We’ve all found ourselves staring at a new employee packet at least once in our careers. Depending on the size and organization of the company, it may have consisted of several stapled sheets of paper or an impressive binder with everything from branding guidelines to a full-color brochure of area attractions and landmarks.
Whatever the case, the time and money spent immersing new employees on the expectations, standards, goals and culture of an organization impacts a company’s bottom line.
According to a report published by the Society for Human Resource Management (SHRM) titled "Onboarding New Employees: Maximizing Success," half of all senior hires fail within 18 months in a new position, and half of all hourly workers leave new jobs within the first 120 days. What is the solution to this costly attrition rate?

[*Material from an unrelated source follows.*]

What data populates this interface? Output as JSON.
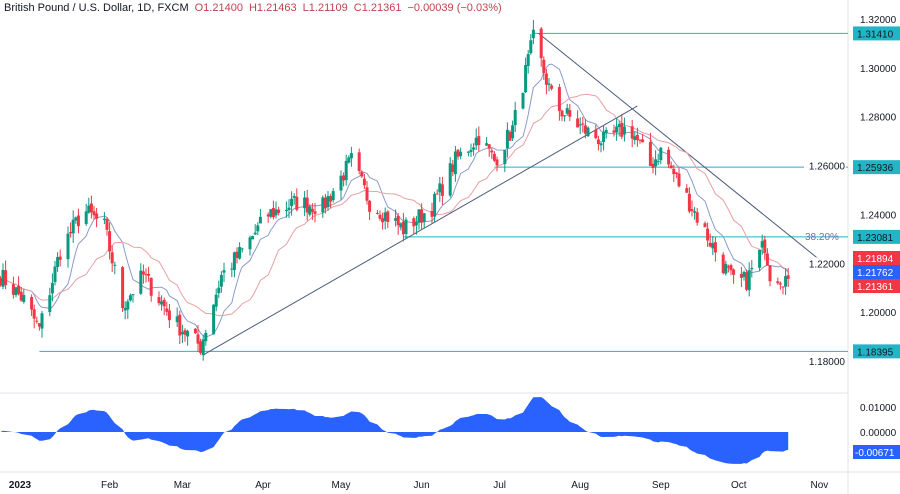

The report points to efficient onboarding practices as the most critical to employee retention (after effective recruitment and screening processes) while observing “the faster new hires feel welcome and prepared for their jobs, the faster they will be able to successfully contribute to the firm’s mission.”
Though the Internet is teaming with insight to distinguish the most effective onboarding practices, a single technological concept is enabling business to put these fruitful plans into action: HR automation – converting time-consuming, paper-based HR processes into computer-based models.
Here’s some sample onboarding advice and how managers are cutting new employee onboard time considerably using HR automation.
Design a well-planned onboarding procedure
A well-planned onboarding procedure is one that evolves over time and can be executed in stages. Some companies have onboarding programs that span up to two years. HR automation allows this staggered interaction to be achieved by creating online, manageable repositories of information. Not only is this more efficient from a records management/compliance perspective, but from a relationship angle as well. The ability to automate HR-to-employee communications like scheduling orientations and/or sending periodic, predetermined messaging with content relative to the employee’s position can quickly build trust and rapport.
Emphasize quality interactions
HR is truly the emotional epicenter of an organization. A company’s relationship with each individual employee cannot rely on what time of day a question is asked, or who in HR picks up the phone. Even the best HR team can’t do it all. By automating everyday tasks, HR members can spend more time on quality interactions including those that are more sensitive and personal in nature.
Gain support from multiple organizational resources
By automating HR resources and functions, HR teams can open up entirely new ways for engaging company-wide. No longer does a manager have to turn a new employee away with the comment “ask HR” or spend business-critical time finding the answer themselves. HR automation elevates the awareness of HR programs and activity while transforming the tedious into organized, transparent processes. Ultimately, these refined processes make onboarding the new employee less like an arduous set of disconnected tasks and more resembling of an ongoing conversation that is both streamlined and engaging.